Théâtre de Cristal
Kent Monkman
September 8 - October 4th, 2007
Artists Panel: October 2nd at 7p, Kent Monkman with K.C. Adams and Ryan Rice at the Agnes Etherington Art Centre with reception to follow at the Union Gallery

Kent Monkman, installation view
Kent Monkman is an artist who works with a variety of mediums, including painting, film/video, performance and installation. His recent work facilitates dialogue about colonial power relations using sexuality as a forum to negotiate power. Théâtre de Cristal is a video installation that features the artist’s recent video titled Group of Seven Inches, a naughty and playful musing on the relationship between artist and model.
Group of Seven Inches borrows from the diaries of 19th century painters of “Indians,” George Catlin and Paul Kane, turning their dismissive writings on the “romantic savage” upside down and inside out. Miss Chief Eagle Testickle (the outrageous alter ego of Cree artist Kent Monkman), forces innocent naked white men to become her figure models, seduces them with whiskey, and when she’s done with them, dresses them up as more “authentic” examples of the “European male.”
Shot on the grounds of the McMichael Canadian Art Collection in Kleinburg, Ontario, Group of Seven Inches subverts the subjectivity and authority of colonial art history and everything else it can get its hands on.

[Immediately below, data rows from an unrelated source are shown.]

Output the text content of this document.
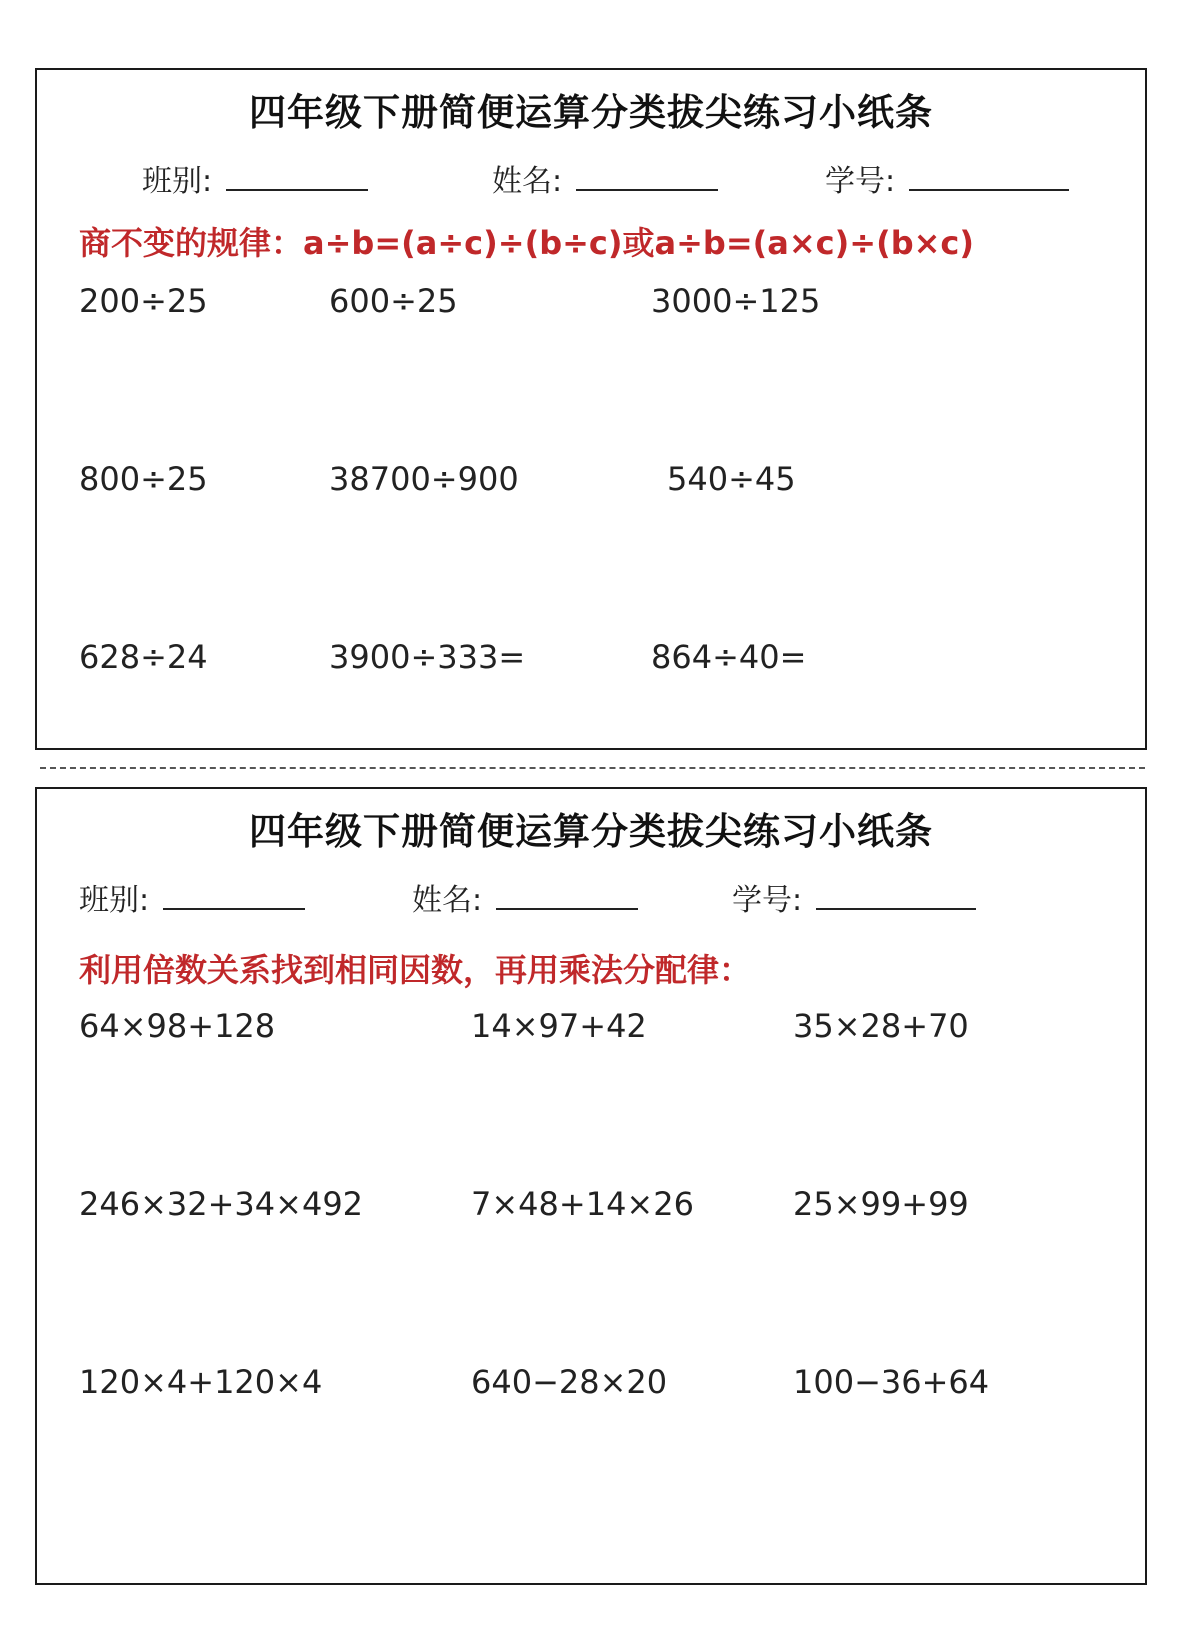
四年级下册简便运算分类拔尖练习小纸条
班别:	姓名:	学号:
商不变的规律：a÷b=(a÷c)÷(b÷c)或a÷b=(a×c)÷(b×c)
200÷25	600÷25	3000÷125
800÷25	38700÷900	540÷45
628÷24	3900÷333=	864÷40=
四年级下册简便运算分类拔尖练习小纸条
班别:	姓名:	学号:
利用倍数关系找到相同因数，再用乘法分配律：
64×98+128	14×97+42	35×28+70
246×32+34×492	7×48+14×26	25×99+99
120×4+120×4	640−28×20	100−36+64
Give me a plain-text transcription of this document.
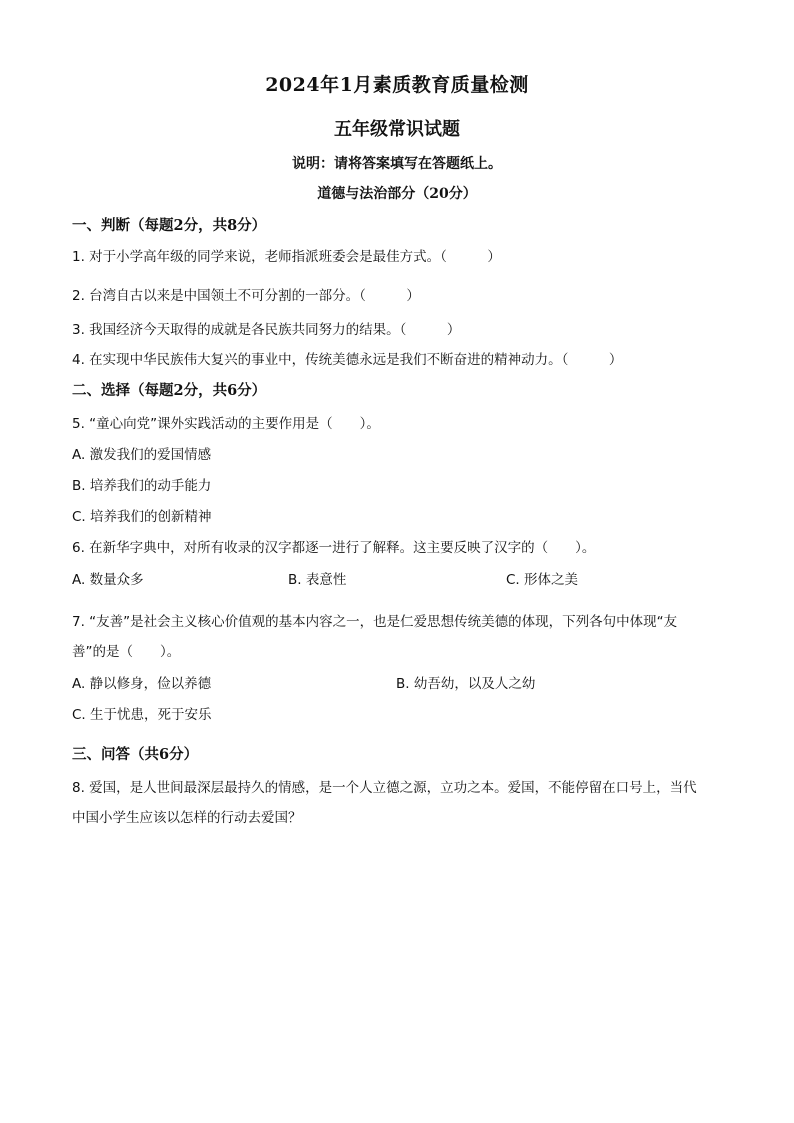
2024年1月素质教育质量检测
五年级常识试题
说明：请将答案填写在答题纸上。
道德与法治部分（20分）
一、判断（每题2分，共8分）
1. 对于小学高年级的同学来说，老师指派班委会是最佳方式。（　　　）
2. 台湾自古以来是中国领土不可分割的一部分。（　　　）
3. 我国经济今天取得的成就是各民族共同努力的结果。（　　　）
4. 在实现中华民族伟大复兴的事业中，传统美德永远是我们不断奋进的精神动力。（　　　）
二、选择（每题2分，共6分）
5. “童心向党”课外实践活动的主要作用是（　　）。
A. 激发我们的爱国情感
B. 培养我们的动手能力
C. 培养我们的创新精神
6. 在新华字典中，对所有收录的汉字都逐一进行了解释。这主要反映了汉字的（　　）。
A. 数量众多	B. 表意性	C. 形体之美
7. “友善”是社会主义核心价值观的基本内容之一，也是仁爱思想传统美德的体现，下列各句中体现“友
善”的是（　　）。
A. 静以修身，俭以养德	B. 幼吾幼，以及人之幼
C. 生于忧患，死于安乐
三、问答（共6分）
8. 爱国，是人世间最深层最持久的情感，是一个人立德之源，立功之本。爱国，不能停留在口号上，当代
中国小学生应该以怎样的行动去爱国？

Kent Monkman is an artist of Cree ancestry who works with a variety of mediums, including painting, film/video, performance and installation. His recent work facilitates dialogue about colonial power relations using sexuality as a forum to negotiate power. He has had solo exhibitions at the Art Gallery of Hamilton and the Indian Art Centre, and has participated in group exhibitions in Canada, USA, UK, and Mexico, including: “We come in peace…” Histories of the Americas, at the Musee d’art contemporain de Montreal, and The American West, at Compton Verney, in Warwickshire, England. Monkman has created site specific performances at the McMichael Canadian Art Collection, and at Compton Verney, and has also made super 8 versions of these performances that he calls “Colonial Art Space Interventions”. His award winning short film and video works have been screened at various national and international festivals. His work is represented in the collections of the National Gallery of Canada, Museum London, the Woodland Cultural Centre, the Indian Art Centre, The Mackenzie Art Gallery, and the Canada Council Art Bank.